Do not let a desire for wealth cause you to become so consumed by
your work that you prevent happiness for yourself and your family. Happiness is foremost. A look filled with understanding, and accepting smile, a loving word, a meal shared in warmth and awareness are the things which create happiness in the present moment. By nourishing awareness in the present moment, you can avoid causing suffering to yourself and those around you.
– Thich Nhat Hahn
HeartHealth is into the philosophy of being real with our feelings and emotions and whatever it is that is going on inside of us. HeartHealth is not into any ideal state of emotional perfection that is held out as a carrot. Happiness and tranquility and serenity are all highly desirable. Blake warns us how attachments to these states are dangerous and can lead people into ‘false’ states of being. But as Hahn says above, happiness is foremost, choose it, embrace it, look for it in life.

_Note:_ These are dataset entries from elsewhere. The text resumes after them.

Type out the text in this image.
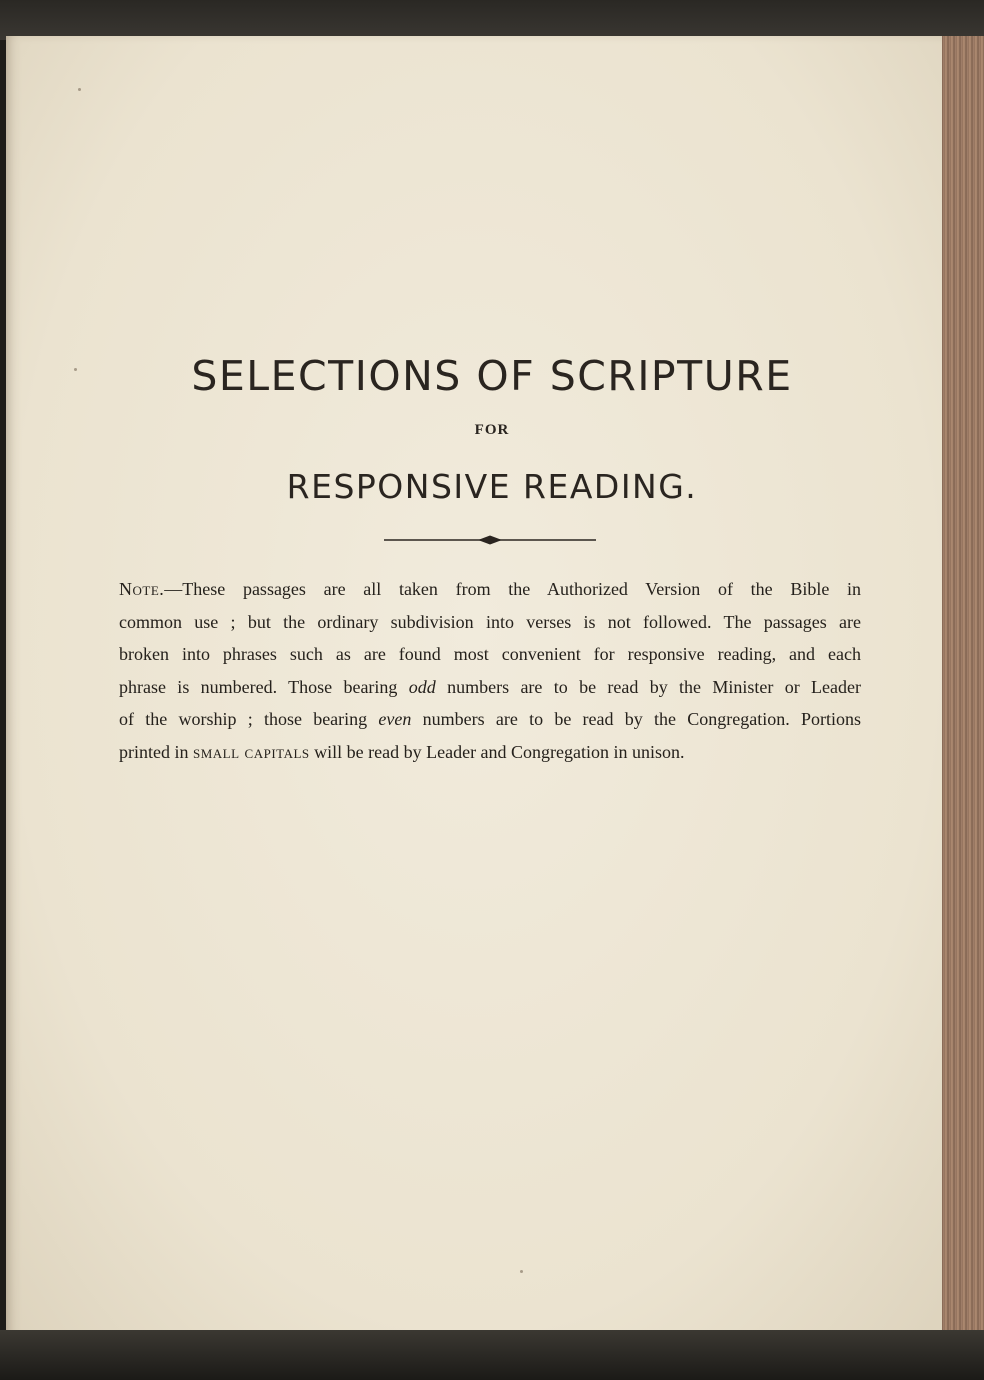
SELECTIONS OF SCRIPTURE
FOR
RESPONSIVE READING.
Note.—These passages are all taken from the Authorized Version of the Bible in
common use ; but the ordinary subdivision into verses is not followed. The passages are
broken into phrases such as are found most convenient for responsive reading, and each
phrase is numbered. Those bearing odd numbers are to be read by the Minister or Leader
of the worship ; those bearing even numbers are to be read by the Congregation. Portions
printed in small capitals will be read by Leader and Congregation in unison.
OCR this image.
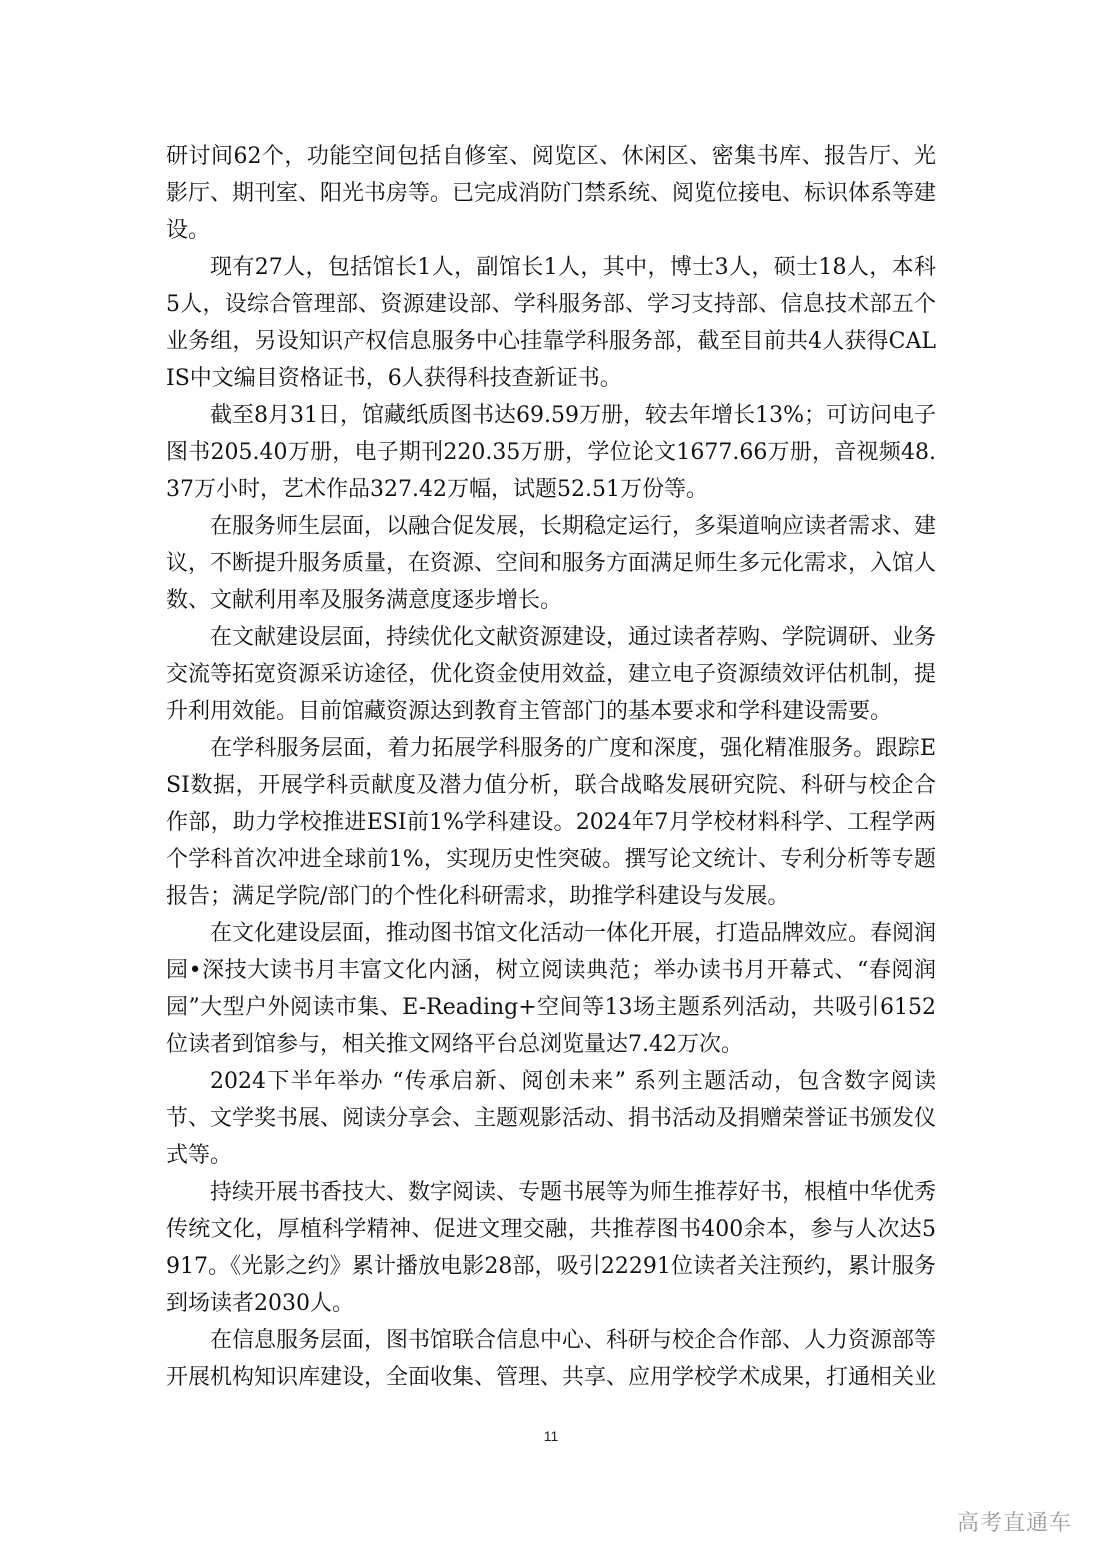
研讨间62个，功能空间包括自修室、阅览区、休闲区、密集书库、报告厅、光影厅、期刊室、阳光书房等。已完成消防门禁系统、阅览位接电、标识体系等建设。

现有27人，包括馆长1人，副馆长1人，其中，博士3人，硕士18人，本科5人，设综合管理部、资源建设部、学科服务部、学习支持部、信息技术部五个业务组，另设知识产权信息服务中心挂靠学科服务部，截至目前共4人获得CALIS中文编目资格证书，6人获得科技查新证书。

截至8月31日，馆藏纸质图书达69.59万册，较去年增长13%；可访问电子图书205.40万册，电子期刊220.35万册，学位论文1677.66万册，音视频48.37万小时，艺术作品327.42万幅，试题52.51万份等。

在服务师生层面，以融合促发展，长期稳定运行，多渠道响应读者需求、建议，不断提升服务质量，在资源、空间和服务方面满足师生多元化需求，入馆人数、文献利用率及服务满意度逐步增长。

在文献建设层面，持续优化文献资源建设，通过读者荐购、学院调研、业务交流等拓宽资源采访途径，优化资金使用效益，建立电子资源绩效评估机制，提升利用效能。目前馆藏资源达到教育主管部门的基本要求和学科建设需要。

在学科服务层面，着力拓展学科服务的广度和深度，强化精准服务。跟踪ESI数据，开展学科贡献度及潜力值分析，联合战略发展研究院、科研与校企合作部，助力学校推进ESI前1%学科建设。2024年7月学校材料科学、工程学两个学科首次冲进全球前1%，实现历史性突破。撰写论文统计、专利分析等专题报告；满足学院/部门的个性化科研需求，助推学科建设与发展。

在文化建设层面，推动图书馆文化活动一体化开展，打造品牌效应。春阅润园•深技大读书月丰富文化内涵，树立阅读典范；举办读书月开幕式、“春阅润园”大型户外阅读市集、E-Reading+空间等13场主题系列活动，共吸引6152位读者到馆参与，相关推文网络平台总浏览量达7.42万次。

2024下半年举办 “传承启新、阅创未来” 系列主题活动，包含数字阅读节、文学奖书展、阅读分享会、主题观影活动、捐书活动及捐赠荣誉证书颁发仪式等。

持续开展书香技大、数字阅读、专题书展等为师生推荐好书，根植中华优秀传统文化，厚植科学精神、促进文理交融，共推荐图书400余本，参与人次达5917。《光影之约》累计播放电影28部，吸引22291位读者关注预约，累计服务到场读者2030人。

在信息服务层面，图书馆联合信息中心、科研与校企合作部、人力资源部等开展机构知识库建设，全面收集、管理、共享、应用学校学术成果，打通相关业

11
高考直通车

The decision to move toward the light of happiness is a great one. But listening to some we could almost think that the moment we decided to do that we would be happy. Perhaps happier, meaning such a decision would yield a relative movement in our being. But HeartHealth understands and has compassion for the masses of people whose first movement toward happiness is to get in touch with their uncomfortable feelings first. And it has compassion for those who are walking the dark corridors of deep suffering and anguish. To these people we would extend all the empathy possible knowing that many people have deep holes to dig themselves out of and one decision or smile does not quite do it.
Happiness and love are beacons to center our life path on. Movements in these directions enrich our lives and the lives of those around us. But no one is expecting us to be perfectly happy all the time. Though we crave perfect images of heaven, and of happy and blissful prophets and gurus who demonstrate it is all possible, life and reality offer struggles and difficulties that sometimes take away our smile.